Thursday, September 15, 2011

Thoughts on Bitcasa

Bitcasa has been getting a lot of attention in my Google Plus circles the past week or so; I suspect this is because it was in the running for TechCrunch's Disrupt prize (but ultimately lost to something called "Shaker", which appears to me to be some sort of virtual bar simulation). Bitcasa claims to offer "infinite" storage on desktop computers for a fixed monthly fee. I've yet to see any solid technical information on how they're doing this, but it seems to me that they're planning to do this by storing your data in the cloud and using the local hard drive as a cache.

There's nothing earthshattering about this; I set up Tivoli Hierarchical Storage Manager to store infrequently used files on lower-priority storage media (either cheap NAS arrays or tape) four years ago with my last employer, and the technology was fairly mature then. Putting the HSM server, data stores, or both in the cloud was possible even then and should be even more so now that cloud services are far more mature than they were then. So while there are obviously issues to sort out, this isn't a big reach technically.

More interesting to me is how they plan to provide "infinite" storage. Given the promise of infinite storage, most users will never delete anything; my experience is that users don't delete files until they run out of space, and if they really do have "infinite" storage that won't ever happen. The rule of thumb I recall from storage planning 101 is that storage requirements double every 18 months. According to Matthew Komorowski, the cost of storage drops by half every 14 months, so their cost to provide that doubled storage should slowly decline over time, but that margin is fairly thin and may not be sufficient to cover the exponentially growing complexity of their storage infrastructure over time. They'll also have to cope with ever-increasing amounts of data transit, but I can't find good information just now on the trend there, in part because transit pricing is still very complicated.
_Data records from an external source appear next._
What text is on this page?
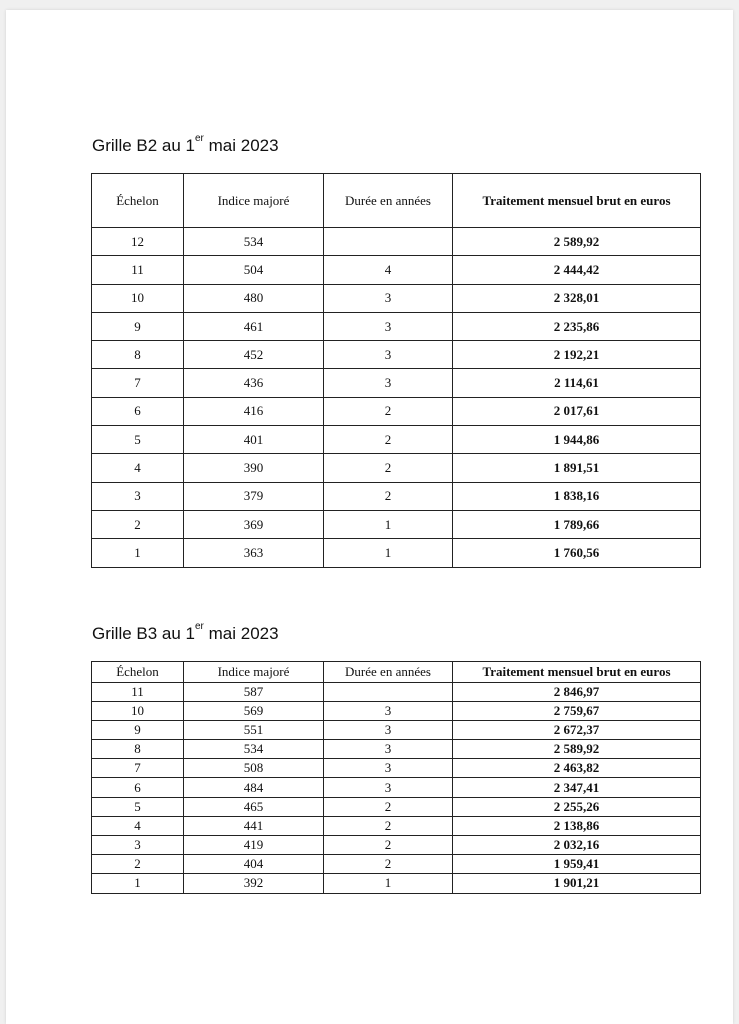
Grille B2 au 1er mai 2023
Échelon	Indice majoré	Durée en années	Traitement mensuel brut en euros
12	534		2 589,92
11	504	4	2 444,42
10	480	3	2 328,01
9	461	3	2 235,86
8	452	3	2 192,21
7	436	3	2 114,61
6	416	2	2 017,61
5	401	2	1 944,86
4	390	2	1 891,51
3	379	2	1 838,16
2	369	1	1 789,66
1	363	1	1 760,56
Grille B3 au 1er mai 2023
Échelon	Indice majoré	Durée en années	Traitement mensuel brut en euros
11	587		2 846,97
10	569	3	2 759,67
9	551	3	2 672,37
8	534	3	2 589,92
7	508	3	2 463,82
6	484	3	2 347,41
5	465	2	2 255,26
4	441	2	2 138,86
3	419	2	2 032,16
2	404	2	1 959,41
1	392	1	1 901,21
More interesting to me is that Bitcasa appears to be claiming that they will use deduplication to reduce the amount of data transferred from clients to the server. This is, itself, not surprising. The surprising thing is that they also claim that they will be using interclient deduplication; that is, if you have a file that another client has already transferred, they won't actually transfer the file. I think they're overselling the savings from interclient deduplication, though. I may not be typical, but the bulk of the file data on my systems seems to fall into a few categories: camera raws for the photos I've taken; datasets I've compiled for various bulk data analyses (e.g. census data, topographic elevation maps, the FCC licensee database); virtual machine images; and savefiles from various games I play. The camera raw files (over 10,000 photographs at around 10 megs each) are obviously unique to me, and as I rarely share the raws their opportunity to leverage deduplication gain there is essentially nil. As to the datasets, they themselves are duplicative (most of them are downloaded from government sources), of course, but the derived files that I've created from the source datasets are unique to me and are often larger than the source data. So, again, only limited gain opportunity there. Most of my virtual machine images are unique to me, as I've built them from the bottom up myself. And obviously the saved games are unique to me. If I were to sign up my laptop and its 220 GB hard drive (actually larger than that but I haven't gotten around to resizing the main partition from when I reimaged the drive onto a newer, larger drive after a drive crash a couple months ago, so Windows still thinks it's a 220 GB drive) onto Bitcasa, they'd probably end up having to serve me somewhere around 170 to 200 GB of storage, depending mainly on how well it compresses. (Much of the data on my machine is already compressed.)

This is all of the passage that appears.